I've also read on here some members' generalizing all EMT's. THAT IS BS!!! Just bc you have some really crappy EMT's does not mean they are all the f***ing same. Who knows, I might just be one of those anomalies who's actually an educated EMT and can do the skills efficently, apprioriately, and safe. I don't know.......

The problem isn't have a BLS partner, the problems is BLS providers wanting to continually add to their scope of practice without the required education and training to maintain a skill proficiency. Those are much bigger issues than the "EMT bashing." If you're an EMT that is competent in your own skill set and understands why the scope of practice is limited, that's great and there's no bashing involved. I still haven't really read any significant responses as to why people voted that BLS providers should be able to perform some of these ALS interventions, yet people have voted. Many other providers who have voted no have clearly and concisely explained why. This ignorance and willingness from any other provider to back up their position with a reasonable arguement (and hopefully factual) goes a long way towards getting someone respected in the field. But that's not the case here. We have people voting to increase the scope, but not even trying to explain why it should be that way.

And a secondary airway device doesn't really make it a BLS adjunct. It's just what the name implies, a secondary device in the event of a failure of the first line. How does that automatically make it BLS? An example is that front line IV access is peripheral, if we can't secure an IV on a critical patient we can go to the EZ-IO as a secondary device...does that make the IO a BLS adjunct? No, it's just another tool that we are allowed to use in a situation that it's required (and FYI, our cardiac arrest protocols have the IO as front line access).

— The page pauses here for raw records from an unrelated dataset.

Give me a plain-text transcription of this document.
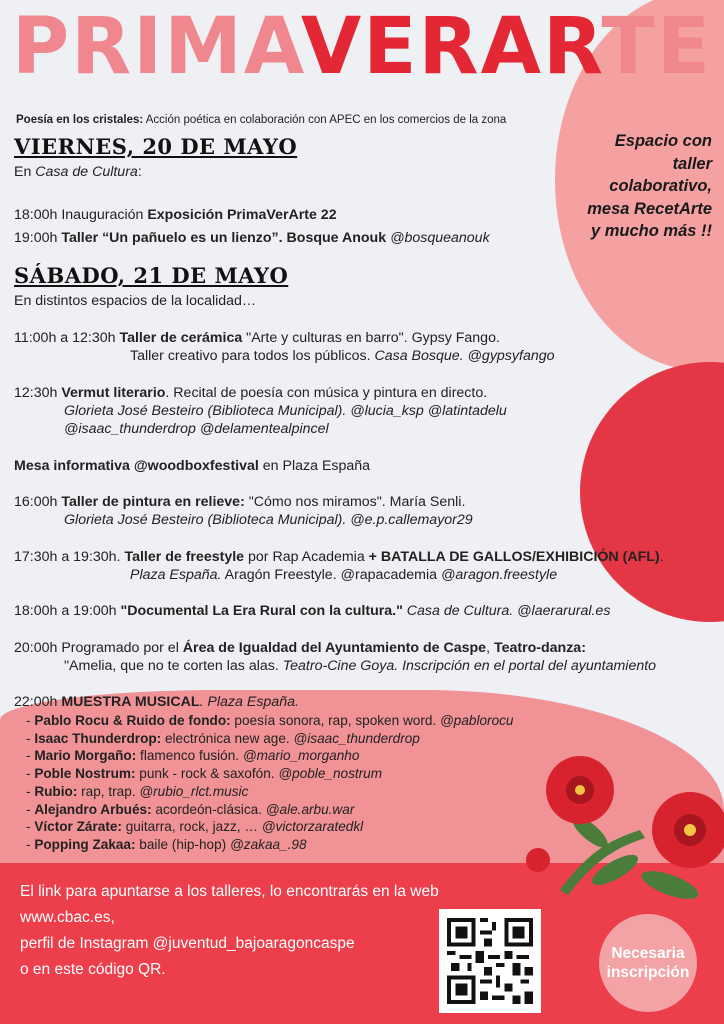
PRIMAVERARTE
Poesía en los cristales: Acción poética en colaboración con APEC en los comercios de la zona
Espacio con
taller
colaborativo,
mesa RecetArte
y mucho más !!
VIERNES, 20 DE MAYO
En Casa de Cultura:
18:00h Inauguración Exposición PrimaVerArte 22
19:00h Taller “Un pañuelo es un lienzo”. Bosque Anouk @bosqueanouk
SÁBADO, 21 DE MAYO
En distintos espacios de la localidad…
11:00h a 12:30h Taller de cerámica "Arte y culturas en barro". Gypsy Fango.
Taller creativo para todos los públicos. Casa Bosque. @gypsyfango
12:30h Vermut literario. Recital de poesía con música y pintura en directo.
Glorieta José Besteiro (Biblioteca Municipal). @lucia_ksp @latintadelu
@isaac_thunderdrop @delamentealpincel
Mesa informativa @woodboxfestival en Plaza España
16:00h Taller de pintura en relieve: "Cómo nos miramos". María Senli.
Glorieta José Besteiro (Biblioteca Municipal). @e.p.callemayor29
17:30h a 19:30h. Taller de freestyle por Rap Academia + BATALLA DE GALLOS/EXHIBICIÓN (AFL).
Plaza España. Aragón Freestyle. @rapacademia @aragon.freestyle
18:00h a 19:00h "Documental La Era Rural con la cultura." Casa de Cultura. @laerarural.es
20:00h Programado por el Área de Igualdad del Ayuntamiento de Caspe, Teatro-danza:
"Amelia, que no te corten las alas. Teatro-Cine Goya. Inscripción en el portal del ayuntamiento
22:00h MUESTRA MUSICAL. Plaza España.
- Pablo Rocu & Ruido de fondo: poesía sonora, rap, spoken word. @pablorocu
- Isaac Thunderdrop: electrónica new age. @isaac_thunderdrop
- Mario Morgaño: flamenco fusión. @mario_morganho
- Poble Nostrum: punk - rock & saxofón. @poble_nostrum
- Rubio: rap, trap. @rubio_rlct.music
- Alejandro Arbués: acordeón-clásica. @ale.arbu.war
- Víctor Zárate: guitarra, rock, jazz, … @victorzaratedkl
- Popping Zakaa: baile (hip-hop) @zakaa_.98
El link para apuntarse a los talleres, lo encontrarás en la web
www.cbac.es,
perfil de Instagram @juventud_bajoaragoncaspe
o en este código QR.
Necesaria
inscripción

As to you having saving "saved a medics ass." Good for you, I think. It's sad that the medics you're working with don't appear to be self sufficient enough to maintain their own level of care if their basic partner has done this multiple times as your statement implies. I work with my partners, but they don't save my ass or prevent me from making medical mistakes. It's my job to make sure that I use due diligence in assuring that the care that I provide is proper and adequate. I don't ever rely on the hope that my basic partner will have to step up to run the call for me or to prevent me from making what they percieve to be a mistake. The biggest thing that a basic partner can do is to be proficient in their own skill set, allowing me to do job. That way when we work together, the whole job gets done. If we show up to a chest pain patient, I shouldn't have to ask that you put oxygen on the patient (I'll even accept the question of do you want a mask or nasal as long as you're taking the initative to put oxygen on the patient); that is something that you should be doing anyway and without direction. It's part of your skill set. If I'm still directing every last aspect of patient care when I work with a basic than they're not really ready for any kind of increased scope of practice. I still don't think you'll find myself (or many other medics for that matter) that will be dependant on a basic to save them from making a mistake. Sometimes as a medic, we're thinking things through a little more or maybe we've picked up on something that you didn't.